In use, the composition is lathered (it is low foaming) and then applied to an affected area. The composition is then worked over the area by a scrubbing motion.

Depending on the supporting agents used, severity of the reaction, and the sensitivity of the individual, sufficient scrubbing time is typically thirty seconds to three minutes. After sufficient time has elapsed to ensure that the affected area has been adequately exposed to the composition, the composition and bound urushiol are washed away. To have the greatest effect, the composition can be left on the affected area, after the initial scrubbing, for a short time, thirty to sixty seconds, and a second rubbing can then be accomplished.

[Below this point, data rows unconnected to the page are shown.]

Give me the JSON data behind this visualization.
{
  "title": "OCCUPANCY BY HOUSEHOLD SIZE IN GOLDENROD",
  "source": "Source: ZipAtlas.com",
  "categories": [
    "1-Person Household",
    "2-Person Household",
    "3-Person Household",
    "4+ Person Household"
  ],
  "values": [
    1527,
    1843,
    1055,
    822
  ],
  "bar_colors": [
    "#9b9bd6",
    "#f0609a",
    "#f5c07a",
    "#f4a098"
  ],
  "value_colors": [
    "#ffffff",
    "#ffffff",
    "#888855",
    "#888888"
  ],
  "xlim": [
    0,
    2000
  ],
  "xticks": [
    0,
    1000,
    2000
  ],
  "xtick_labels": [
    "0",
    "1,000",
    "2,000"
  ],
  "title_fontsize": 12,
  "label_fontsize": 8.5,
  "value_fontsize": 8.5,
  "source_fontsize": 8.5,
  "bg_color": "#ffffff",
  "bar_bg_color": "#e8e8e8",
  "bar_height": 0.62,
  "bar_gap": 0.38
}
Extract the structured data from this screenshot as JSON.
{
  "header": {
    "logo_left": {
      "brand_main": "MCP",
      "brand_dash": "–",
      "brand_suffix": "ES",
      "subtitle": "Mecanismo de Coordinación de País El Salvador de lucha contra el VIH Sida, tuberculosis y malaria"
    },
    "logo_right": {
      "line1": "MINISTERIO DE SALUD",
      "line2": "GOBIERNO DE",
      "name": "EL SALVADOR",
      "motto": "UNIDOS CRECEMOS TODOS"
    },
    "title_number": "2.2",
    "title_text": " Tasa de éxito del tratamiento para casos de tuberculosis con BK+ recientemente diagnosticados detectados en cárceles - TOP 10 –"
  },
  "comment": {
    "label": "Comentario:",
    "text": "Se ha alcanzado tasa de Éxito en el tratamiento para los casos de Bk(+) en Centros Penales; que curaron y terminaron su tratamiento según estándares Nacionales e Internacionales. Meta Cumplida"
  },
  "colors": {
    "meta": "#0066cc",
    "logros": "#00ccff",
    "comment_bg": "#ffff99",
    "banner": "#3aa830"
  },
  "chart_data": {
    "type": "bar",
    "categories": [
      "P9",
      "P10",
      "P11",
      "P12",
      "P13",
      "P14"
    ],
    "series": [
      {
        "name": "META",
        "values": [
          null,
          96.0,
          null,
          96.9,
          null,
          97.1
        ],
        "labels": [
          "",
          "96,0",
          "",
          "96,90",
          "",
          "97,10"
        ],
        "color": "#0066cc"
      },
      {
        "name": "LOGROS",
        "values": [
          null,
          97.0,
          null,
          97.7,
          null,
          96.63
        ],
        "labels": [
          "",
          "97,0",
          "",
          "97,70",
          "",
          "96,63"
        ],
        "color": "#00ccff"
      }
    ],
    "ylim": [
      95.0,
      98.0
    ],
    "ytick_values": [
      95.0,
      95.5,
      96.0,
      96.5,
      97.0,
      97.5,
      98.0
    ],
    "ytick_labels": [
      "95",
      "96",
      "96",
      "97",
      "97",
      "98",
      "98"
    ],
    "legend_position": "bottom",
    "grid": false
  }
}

The second rubbing period can be shorter than the initial period and than washed away.

Experiments have demonstrated that a majority of people needs only one solution to be relieved of itching ; however, severe or systemic cases may require two or more application approximately eight hours apart for two days to be fully effective.

Due to the compositions effectiveness in creating a micelle with the urushiol, it can be used effectively at any time during the rash cycle.